Ring provides financial obstacle for some
Published: Thursday, September 19, 2013
Updated: Thursday, September 19, 2013 00:09
The Aggie Ring is something that Aggies — and non-Aggies — recognize and respect as a unique symbol of the excellence in character and academics that comes with an education at Texas A&M.
Many students will purchase their ring before they graduate, signifying the end of their college career. For some though, the price makes buying the ring a
“I was on the fence about getting my Aggie Ring,” said Kyle Baldock, senior community health major. “I was unsure if I should get it because it costs over $1,000. I just kept thinking, if I drop that much money on a ring, I could use that money for something else.”
Cole Baldock, Kyle’s older brother, graduated from A&M in 2010 without purchasing his ring after he decided that it was too expensive. This decision ultimately influenced Kyle.
“My brother didn’t get his ring,” Kyle said. “He never told me he regretted it but every now and then I think he wishes he had one. I grew up looking up to my brother my whole life, so a lot of what he does influences me.”
One lure of the Aggie Ring is its networking ability, often helping students find jobs in a market that is sometimes unstable and unpredictable for young, college graduates.
“As I am sure many people have told you, the ring just kind of promotes the Aggie network and whatever career I end up in, no matter what I do, a priority of mine will be to build relationships,” Kyle said. “Aggies will help you get a job if you are in need. Having an Aggie Ring is a great way to build relationships.”
This summer, Kyle flew to Denver, Colo., to visit his older brother and sister-in-law.
“I flew to Denver to see my brother and a guy on the plane had a ring on,” Kyle said. “We got to talk and it just made me realize how much the Aggie Ring can help build relationships. People see it and they respect the fact that you went to A&M. “
Kyle said that no matter what decision someone makes about the Aggie Ring, it ultimately has to be about a person’s priorities.
“I would say I respect either decision,” Kyle said. “If you don’t want to drop that much money on a ring, it is just a piece of jewelry. It is obviously one of the biggest traditions at A&M, so it is understandable either way. You just have to figure out what you want.”
Other students knew that they always wanted to get a ring, but the price did make the decision more difficult. Elizabeth Bruns, senior kinesiology major, received her ring a year ago.
“I really wanted to not want it but it is just such an important part of A&M,” she said. “It is expensive but it is worth it. I really think it does a good job of symbolizing the Aggie family.”
Corey Burnham, Class of 2010, was born with Aggie blood. His father, Class of 1979, did not push A&M on Burnham or his sisters so they grew up not being the most dedicated of fans.
“My dad made a deal with me back in high school that I could either get a high school ring or a college ring,” Burnham said. “Little did I know that picking a college ring would be so monumental at the time. I didn’t know much about the traditions of Texas A&M, especially the importance placed on getting your Aggie Ring.”

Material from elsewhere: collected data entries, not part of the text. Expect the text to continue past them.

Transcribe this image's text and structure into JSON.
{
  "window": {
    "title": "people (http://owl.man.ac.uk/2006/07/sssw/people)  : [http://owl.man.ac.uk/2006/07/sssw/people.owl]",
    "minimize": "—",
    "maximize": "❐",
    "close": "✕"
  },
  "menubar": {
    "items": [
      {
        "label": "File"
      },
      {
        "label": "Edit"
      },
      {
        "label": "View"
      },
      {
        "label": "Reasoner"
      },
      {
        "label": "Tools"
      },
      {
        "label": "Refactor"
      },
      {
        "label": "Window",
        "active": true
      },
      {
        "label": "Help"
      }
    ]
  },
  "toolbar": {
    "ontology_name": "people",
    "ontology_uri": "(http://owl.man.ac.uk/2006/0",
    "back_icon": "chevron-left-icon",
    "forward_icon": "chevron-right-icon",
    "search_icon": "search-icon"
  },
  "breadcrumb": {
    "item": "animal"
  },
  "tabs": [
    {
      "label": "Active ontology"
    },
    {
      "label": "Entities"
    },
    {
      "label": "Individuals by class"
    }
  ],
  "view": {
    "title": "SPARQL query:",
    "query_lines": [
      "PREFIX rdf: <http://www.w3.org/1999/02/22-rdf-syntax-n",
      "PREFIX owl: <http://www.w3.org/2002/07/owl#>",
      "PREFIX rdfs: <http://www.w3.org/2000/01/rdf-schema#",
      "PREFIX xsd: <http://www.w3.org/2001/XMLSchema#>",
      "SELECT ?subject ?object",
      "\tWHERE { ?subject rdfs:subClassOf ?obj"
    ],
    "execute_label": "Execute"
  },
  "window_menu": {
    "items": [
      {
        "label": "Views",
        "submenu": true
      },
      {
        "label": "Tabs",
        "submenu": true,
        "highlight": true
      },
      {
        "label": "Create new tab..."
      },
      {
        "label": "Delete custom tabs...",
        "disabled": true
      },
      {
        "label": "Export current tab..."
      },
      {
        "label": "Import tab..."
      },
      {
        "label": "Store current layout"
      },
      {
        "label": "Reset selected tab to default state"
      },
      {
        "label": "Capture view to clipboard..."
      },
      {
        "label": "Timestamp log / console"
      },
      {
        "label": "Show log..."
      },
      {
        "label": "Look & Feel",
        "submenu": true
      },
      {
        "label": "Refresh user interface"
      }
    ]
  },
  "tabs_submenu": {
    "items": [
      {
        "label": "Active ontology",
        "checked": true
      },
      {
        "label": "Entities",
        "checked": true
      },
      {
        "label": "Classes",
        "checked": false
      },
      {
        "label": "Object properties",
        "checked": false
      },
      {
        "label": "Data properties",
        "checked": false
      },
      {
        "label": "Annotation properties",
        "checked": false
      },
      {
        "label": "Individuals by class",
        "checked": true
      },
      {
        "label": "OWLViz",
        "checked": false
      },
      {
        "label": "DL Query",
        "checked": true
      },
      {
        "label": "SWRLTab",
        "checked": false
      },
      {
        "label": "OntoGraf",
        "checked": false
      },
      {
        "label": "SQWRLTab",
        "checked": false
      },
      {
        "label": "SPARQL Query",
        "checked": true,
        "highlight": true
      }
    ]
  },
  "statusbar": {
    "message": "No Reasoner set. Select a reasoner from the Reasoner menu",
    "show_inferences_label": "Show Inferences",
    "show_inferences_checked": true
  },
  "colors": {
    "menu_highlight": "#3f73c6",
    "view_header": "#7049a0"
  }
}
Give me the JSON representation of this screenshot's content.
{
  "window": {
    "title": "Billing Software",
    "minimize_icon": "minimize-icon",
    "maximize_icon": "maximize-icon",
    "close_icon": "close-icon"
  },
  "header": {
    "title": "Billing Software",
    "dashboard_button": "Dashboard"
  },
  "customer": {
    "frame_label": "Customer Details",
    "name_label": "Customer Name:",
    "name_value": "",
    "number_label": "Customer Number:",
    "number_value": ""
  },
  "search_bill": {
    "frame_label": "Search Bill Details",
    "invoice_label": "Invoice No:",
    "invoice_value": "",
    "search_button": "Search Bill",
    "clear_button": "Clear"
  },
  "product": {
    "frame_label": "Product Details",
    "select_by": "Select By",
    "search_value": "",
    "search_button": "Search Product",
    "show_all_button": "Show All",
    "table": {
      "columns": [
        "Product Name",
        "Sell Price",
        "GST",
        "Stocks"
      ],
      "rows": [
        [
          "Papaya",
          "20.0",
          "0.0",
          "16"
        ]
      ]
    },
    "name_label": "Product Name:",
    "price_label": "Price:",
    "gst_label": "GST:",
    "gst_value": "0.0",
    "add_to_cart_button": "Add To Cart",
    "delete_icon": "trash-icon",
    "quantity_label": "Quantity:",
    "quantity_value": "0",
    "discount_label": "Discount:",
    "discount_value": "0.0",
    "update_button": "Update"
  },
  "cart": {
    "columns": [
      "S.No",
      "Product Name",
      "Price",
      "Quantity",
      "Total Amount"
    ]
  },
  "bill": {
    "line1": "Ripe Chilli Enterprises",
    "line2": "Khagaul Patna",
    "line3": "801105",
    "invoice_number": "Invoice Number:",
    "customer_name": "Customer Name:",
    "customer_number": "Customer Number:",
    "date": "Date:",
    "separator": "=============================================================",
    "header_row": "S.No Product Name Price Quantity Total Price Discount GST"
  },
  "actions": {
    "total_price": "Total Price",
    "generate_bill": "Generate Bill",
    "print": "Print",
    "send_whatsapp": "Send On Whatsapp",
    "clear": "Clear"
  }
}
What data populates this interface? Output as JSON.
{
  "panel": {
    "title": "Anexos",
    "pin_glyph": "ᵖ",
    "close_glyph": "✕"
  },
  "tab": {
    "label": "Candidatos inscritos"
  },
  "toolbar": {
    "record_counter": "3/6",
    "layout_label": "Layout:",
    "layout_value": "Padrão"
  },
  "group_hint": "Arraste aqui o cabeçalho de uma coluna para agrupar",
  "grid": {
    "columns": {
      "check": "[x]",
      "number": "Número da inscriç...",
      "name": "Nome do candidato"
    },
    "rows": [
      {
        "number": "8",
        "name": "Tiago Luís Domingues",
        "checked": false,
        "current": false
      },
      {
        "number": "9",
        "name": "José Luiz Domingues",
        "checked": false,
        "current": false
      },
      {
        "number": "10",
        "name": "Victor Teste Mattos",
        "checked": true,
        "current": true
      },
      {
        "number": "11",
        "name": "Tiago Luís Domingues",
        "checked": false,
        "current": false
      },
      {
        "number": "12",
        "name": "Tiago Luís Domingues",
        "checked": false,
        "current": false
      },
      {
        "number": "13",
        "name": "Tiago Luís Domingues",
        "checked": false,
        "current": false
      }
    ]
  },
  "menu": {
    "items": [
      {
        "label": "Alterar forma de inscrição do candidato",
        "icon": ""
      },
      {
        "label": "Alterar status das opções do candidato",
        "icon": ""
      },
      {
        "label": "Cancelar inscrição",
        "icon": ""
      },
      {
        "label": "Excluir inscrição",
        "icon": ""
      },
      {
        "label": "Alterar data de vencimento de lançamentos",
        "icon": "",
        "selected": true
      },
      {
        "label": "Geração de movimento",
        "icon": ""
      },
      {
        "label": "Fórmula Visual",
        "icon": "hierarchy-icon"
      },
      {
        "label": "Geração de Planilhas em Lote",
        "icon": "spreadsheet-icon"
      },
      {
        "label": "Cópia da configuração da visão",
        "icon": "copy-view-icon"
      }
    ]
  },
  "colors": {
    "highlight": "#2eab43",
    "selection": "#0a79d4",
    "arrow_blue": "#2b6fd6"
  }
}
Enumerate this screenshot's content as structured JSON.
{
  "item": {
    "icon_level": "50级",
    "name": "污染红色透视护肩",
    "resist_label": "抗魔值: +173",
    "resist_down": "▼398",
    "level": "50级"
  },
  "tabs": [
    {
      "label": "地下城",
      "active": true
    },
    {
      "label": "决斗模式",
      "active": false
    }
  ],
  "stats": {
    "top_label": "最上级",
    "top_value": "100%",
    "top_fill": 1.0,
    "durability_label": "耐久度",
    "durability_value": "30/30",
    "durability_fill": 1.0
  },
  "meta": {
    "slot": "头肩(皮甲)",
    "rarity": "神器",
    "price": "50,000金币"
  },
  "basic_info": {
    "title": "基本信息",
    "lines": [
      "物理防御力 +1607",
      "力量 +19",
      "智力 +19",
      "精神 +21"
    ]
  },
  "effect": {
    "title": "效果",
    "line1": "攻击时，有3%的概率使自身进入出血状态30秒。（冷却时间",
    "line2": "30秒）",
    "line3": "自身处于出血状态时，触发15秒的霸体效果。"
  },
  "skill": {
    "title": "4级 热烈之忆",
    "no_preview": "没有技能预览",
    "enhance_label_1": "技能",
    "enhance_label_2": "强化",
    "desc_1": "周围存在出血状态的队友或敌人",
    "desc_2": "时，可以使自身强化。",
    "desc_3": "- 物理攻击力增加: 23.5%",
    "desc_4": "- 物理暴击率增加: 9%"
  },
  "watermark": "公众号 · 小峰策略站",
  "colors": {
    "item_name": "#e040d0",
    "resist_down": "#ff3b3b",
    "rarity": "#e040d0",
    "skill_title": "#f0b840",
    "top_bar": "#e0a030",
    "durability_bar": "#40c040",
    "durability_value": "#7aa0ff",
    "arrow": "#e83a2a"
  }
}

When Burnham was a freshman at A&M, his older sister received her ring. It was there that he began to understand what the ring meant and what it could do for his future.
“One of the main events that swayed me to get my ring was when my sister received her Aggie Ring the spring of my freshman year,” he said. “I got to be there for the excitement of ring day and I learned about not only the history behind the Aggie Ring, but how it also connects so many Aggies across the world.”
Several years later, Burnham came across an A&M graduate as he traveled through Europe.
“I was in the Czech Republic at the time, touring Prague castle with a friend, when I heard an older gentleman behind me say “Gig ’em Ags,’” Burnham said. “He had noticed my maroon Texas A&M hoodie from behind and had come to say hi. Even though I do not remember his name, I remember seeing his class year of ‘63 on his worn down Aggie Ring.”
This encounter spawned a 20-minute discussion about A&M, with the Class of 1963 former student reminiscing about the old days. He even stopped to give Burnham some words of wisdom.
“He told me that he had met so many people over the years by just seeing an Aggie Ring on their right hand and some of whom he was still close friends with,” Burnham said. “I had always heard that Aggies are everywhere and this experience proved that saying true for me. The instant connection that we had, even with such a large age gap, really impressed upon me the desire to get my Aggie Ring.”
When the time came closer for Burnham to order his ring, the cost inevitably became an issue. His father, as promised, did help him pay for some of the ring expenses, but the rest was up to Burnham.